Full URLs seem easiest, but if there's a nice way to ensure (perhaps with tooling?) that the two stay in sync, that would make sense.

I'm not sure what your concern is about performance from the get-go. Modules are an incremental project; browsers have been shipping pieces of them for a long time, and will continue to ship pieces as they become ready. There has been so far no desire to hold back on shipping module-related features until they are polished to perfection.

Full URLs seem easiest

Easiest if specifying a generalized preload manifest yes.

but if there's a nice way to ensure (perhaps with tooling?) that the two stay in sync, that would make sense.

So picturing the a user workflow for the best performance, we're running some kind of npm-generate-package-map app.js and.js other-entry-points.js which is then generating "preload.manifest" and "package.map" for us. I guess that absolute URLs with a leading / would be ok in such a preload manifest though? Then we're adding those two manifests to the appropriate HTML pages.

That can work definitely, it would just be good to see real momentum on such a spec and a commitment to the production performance use case from this spec, to ensure these problems are solved.

I'm not sure what your concern is about performance from the get-go. Modules are an incremental project; browsers have been shipping pieces of them for a long time, and will continue to ship pieces as they become ready. There has been so far no desire to hold back on shipping module-related features until they are polished to perfection.

This argument doesn't really hold for me. Also never thought I'd hear someone from the Chrome team saying performance doesn't matter :)

Modules have been a development feature, and as such, yes performance has not been a concern.

For production modules features (which it seems like this one is trying to be), performance is a primary concern, and not an afterthought. Let's not fall back into old thinking just because performance hasn't been a concern for modules specs up to now. Production modules features are a very different thing.

If I've misunderstood and the goal is just to have a nice development experience then sure, it's not a concern.

The goal is to have a nice developer experience, and to separately continue our efforts to improve performance, so that modules can be used by larger and larger sites in production. Those efforts are orthogonal, so that in the end, you can have a nice developer experience in production.

As for commitment to such a spec, I'd welcome your efforts there; it's not the focus of this repository, or of my work at the moment.

I must admit this sounds a lot like passing the buck on the performance of this browser feature, which was really not what I was hoping to hear.

I work on these things out of my own free time voluntarily between consulting work, but if it really is going to come down to it then in the name of the health of the web if there is something I can do I can certainly look into it.

I guess something like <link rel="preloadmanifest" href="preload.json"> with a signature of { [url: string]: { rel: string, url: string }[] } would work. Any suggestions on where best to take this?

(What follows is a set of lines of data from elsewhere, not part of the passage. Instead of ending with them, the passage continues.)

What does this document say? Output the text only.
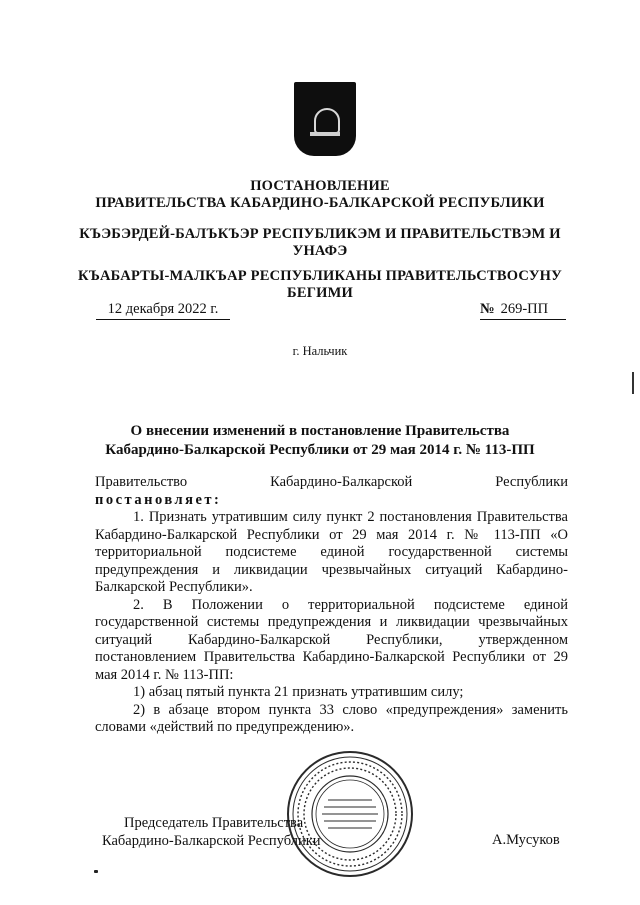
ПОСТАНОВЛЕНИЕ
ПРАВИТЕЛЬСТВА КАБАРДИНО-БАЛКАРСКОЙ РЕСПУБЛИКИ
КЪЭБЭРДЕЙ-БАЛЪКЪЭР РЕСПУБЛИКЭМ И ПРАВИТЕЛЬСТВЭМ И
УНАФЭ
КЪАБАРТЫ-МАЛКЪАР РЕСПУБЛИКАНЫ ПРАВИТЕЛЬСТВОСУНУ
БЕГИМИ
12 декабря 2022 г.	№ 269-ПП
г. Нальчик
О внесении изменений в постановление Правительства
Кабардино-Балкарской Республики от 29 мая 2014 г. № 113-ПП

Правительство Кабардино-Балкарской Республики

постановляет:

1. Признать утратившим силу пункт 2 постановления Правительства Кабардино-Балкарской Республики от 29 мая 2014 г. № 113-ПП «О территориальной подсистеме единой государственной системы предупреждения и ликвидации чрезвычайных ситуаций Кабардино-Балкарской Республики».

2. В Положении о территориальной подсистеме единой государственной системы предупреждения и ликвидации чрезвычайных ситуаций Кабардино-Балкарской Республики, утвержденном постановлением Правительства Кабардино-Балкарской Республики от 29 мая 2014 г. № 113-ПП:

1) абзац пятый пункта 21 признать утратившим силу;

2) в абзаце втором пункта 33 слово «предупреждения» заменить словами «действий по предупреждению».

Председатель Правительства
Кабардино-Балкарской Республики	А.Мусуков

I do believe the two belong together... Why would these two pieces of information be separate? (and besides apparent logic, I'm also thinking on the "nice developer experience" goal...)

So, if the dependency graph belongs in the said webpackage spec, should the package name map belong there as well?

As the proposal has changed a lot, I am triaging old issues. I think even with new proposal, the conclusions here still apply. Namely, that this thread is requesting a separate feature, which is not our focus as part of the import maps proposal.

As noted in https://github.com/domenic/import-maps#supplying-out-of-band-metadata-for-each-module, the new proposal is tentatively a bit more connected to the idea of a "module manifest" than the previous one. But, I still lean toward that being a separate proposal, that should not be entangled into this one, for the reasons listed there.